Three Burundi schoolgirls face jail for doodling on President's photo

Burundi President Pierre Nkurunziza arrives at Schloss Bellevue presidential palace to meet with German President Joachim Gauck on December 12, 2012 in Berlin, Germany.

(CNN)Three schoolgirls in Burundi spent the weekend in jail and are facing five years in prison for drawing on the President's face in their school books, Human Rights Watch told CNN.

The girls, who are all minors, were arrested last week and were on Monday charged with 'insulting the head of state,' according to the human rights group.
They are on remand while they await trial for drawing on President Pierre Nkurunziza's face during one of their classes, Lewis Mudge, the Central Africa Director at Human Rights Watch told CNN.
    A 13-year-old girl was released for being below the age of criminal responsibility while four others arrested alongside the schoolgirls were released.
    Mudge said textbooks in Burundi's school system are often passed in between classes and it is, therefore, difficult to know who scribbled on the President's image in the first place.
    "It's ridiculous that we're at a point where we even have to ask or interject this point in a conversation.
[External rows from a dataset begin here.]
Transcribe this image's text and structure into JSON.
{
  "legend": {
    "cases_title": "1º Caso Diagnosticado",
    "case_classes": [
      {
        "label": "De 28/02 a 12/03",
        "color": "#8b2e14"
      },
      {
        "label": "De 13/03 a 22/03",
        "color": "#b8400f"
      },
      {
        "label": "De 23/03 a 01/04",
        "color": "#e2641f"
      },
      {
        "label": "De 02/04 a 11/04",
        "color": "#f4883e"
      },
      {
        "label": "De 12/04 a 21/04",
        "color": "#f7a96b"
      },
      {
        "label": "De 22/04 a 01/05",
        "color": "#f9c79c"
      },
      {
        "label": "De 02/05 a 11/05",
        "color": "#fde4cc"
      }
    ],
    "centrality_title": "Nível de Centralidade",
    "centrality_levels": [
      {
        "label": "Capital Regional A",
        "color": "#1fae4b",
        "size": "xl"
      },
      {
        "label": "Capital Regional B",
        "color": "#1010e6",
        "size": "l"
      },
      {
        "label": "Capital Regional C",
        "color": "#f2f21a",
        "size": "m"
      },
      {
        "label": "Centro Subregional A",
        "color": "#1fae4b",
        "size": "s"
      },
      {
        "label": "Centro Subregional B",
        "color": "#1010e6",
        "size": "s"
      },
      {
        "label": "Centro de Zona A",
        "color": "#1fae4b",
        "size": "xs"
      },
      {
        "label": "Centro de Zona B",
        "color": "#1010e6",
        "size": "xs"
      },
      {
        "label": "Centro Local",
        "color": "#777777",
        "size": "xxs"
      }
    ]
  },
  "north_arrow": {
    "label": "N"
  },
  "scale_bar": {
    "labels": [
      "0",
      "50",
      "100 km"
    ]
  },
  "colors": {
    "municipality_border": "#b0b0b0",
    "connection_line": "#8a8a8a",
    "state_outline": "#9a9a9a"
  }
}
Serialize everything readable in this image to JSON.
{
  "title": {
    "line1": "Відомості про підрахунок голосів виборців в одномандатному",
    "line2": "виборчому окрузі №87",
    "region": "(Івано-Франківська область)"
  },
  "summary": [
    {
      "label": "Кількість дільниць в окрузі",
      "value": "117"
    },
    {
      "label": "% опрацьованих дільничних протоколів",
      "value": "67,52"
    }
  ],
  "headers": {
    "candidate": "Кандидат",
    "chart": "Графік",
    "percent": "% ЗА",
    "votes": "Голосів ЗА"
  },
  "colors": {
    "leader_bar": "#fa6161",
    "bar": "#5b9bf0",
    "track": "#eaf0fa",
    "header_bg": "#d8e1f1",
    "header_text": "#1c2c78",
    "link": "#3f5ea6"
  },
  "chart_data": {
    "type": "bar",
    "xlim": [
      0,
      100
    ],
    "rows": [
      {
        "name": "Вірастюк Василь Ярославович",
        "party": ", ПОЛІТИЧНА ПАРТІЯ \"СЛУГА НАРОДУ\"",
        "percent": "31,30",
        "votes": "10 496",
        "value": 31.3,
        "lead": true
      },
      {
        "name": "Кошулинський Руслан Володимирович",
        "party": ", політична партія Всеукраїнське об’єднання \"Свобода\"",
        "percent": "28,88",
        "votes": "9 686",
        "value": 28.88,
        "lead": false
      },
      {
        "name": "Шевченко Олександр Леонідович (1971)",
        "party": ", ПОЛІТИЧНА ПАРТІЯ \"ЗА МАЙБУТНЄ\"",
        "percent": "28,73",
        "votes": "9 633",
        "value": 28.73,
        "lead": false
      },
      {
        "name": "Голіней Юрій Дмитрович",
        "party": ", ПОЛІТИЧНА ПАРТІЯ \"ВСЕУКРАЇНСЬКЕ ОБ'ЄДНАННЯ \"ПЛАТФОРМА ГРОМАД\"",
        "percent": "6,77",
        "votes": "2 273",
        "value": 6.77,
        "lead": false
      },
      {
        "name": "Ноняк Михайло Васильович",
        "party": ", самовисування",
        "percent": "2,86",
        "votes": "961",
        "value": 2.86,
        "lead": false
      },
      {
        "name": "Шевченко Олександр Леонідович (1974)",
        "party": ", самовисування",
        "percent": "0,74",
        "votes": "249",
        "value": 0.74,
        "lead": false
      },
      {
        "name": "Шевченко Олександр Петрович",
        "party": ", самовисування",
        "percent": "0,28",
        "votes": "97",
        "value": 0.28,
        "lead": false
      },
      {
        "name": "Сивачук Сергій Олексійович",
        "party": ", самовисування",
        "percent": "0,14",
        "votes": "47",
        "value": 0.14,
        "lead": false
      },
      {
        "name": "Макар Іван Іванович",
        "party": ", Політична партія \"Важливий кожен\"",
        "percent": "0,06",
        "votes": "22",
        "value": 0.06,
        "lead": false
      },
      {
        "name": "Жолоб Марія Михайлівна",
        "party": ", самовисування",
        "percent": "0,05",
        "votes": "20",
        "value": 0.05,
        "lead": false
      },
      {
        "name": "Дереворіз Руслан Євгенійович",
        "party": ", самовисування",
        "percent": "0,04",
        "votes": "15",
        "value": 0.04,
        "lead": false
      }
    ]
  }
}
These are schoolgirls that are being detained," he said.
    CNN was not immediately able to reach the Burundi government for comment on the case.
    School children in Burundi have previously been jailed in the past for similar offenses.
    In 2016, agents of the National Intelligence Service of Burundi arrested eight secondary school students for allegedly insulting Nkurunziza by writing phrases like "Get out" or "No to the 3rd term" on a picture of the President in a textbook, according to Human Rights Watch.
    The same year, hundreds of children were expelled from several schools for scribbling on the President's face in their books.
    President Nkurunziza, who has been in office since 2005, was re-elected to a third term in 2015 despite massive protests and concerns over the legality of running beyond his second term.
    But Burundi's constitutional court ruled that he was eligible because he was picked by parliament, not elected by people, during his first term.
    Scores died in the violence that marred the 2015 vote.
    Human Rights Watch said the case was "quickly becoming the benchmark for a crackdown of freedom of expression since 2015."
    The organization added that it would apply pressure on the government of Burundi to release the girls.
    He said the students in 2016 were released after pressure from the international community following their initial conviction.
    "Burundi used to be the benchmark in the region for freedom of expression and association, but ever since the president decided to change the constitution to run for a third mandate," Mudge said.
    'When he saw the backlash against that, the response from the president has been to crackdown and limit the space of dissent."
      He added: "We're seeing the consequence of that play out and frankly this case is ridiculous."
      Just weeks ago, the United Nations High Commissioner for Human Rights Michelle Bachelet said the agency was forced to shut its local office of 23 years under concerted pressure from the Burundian government.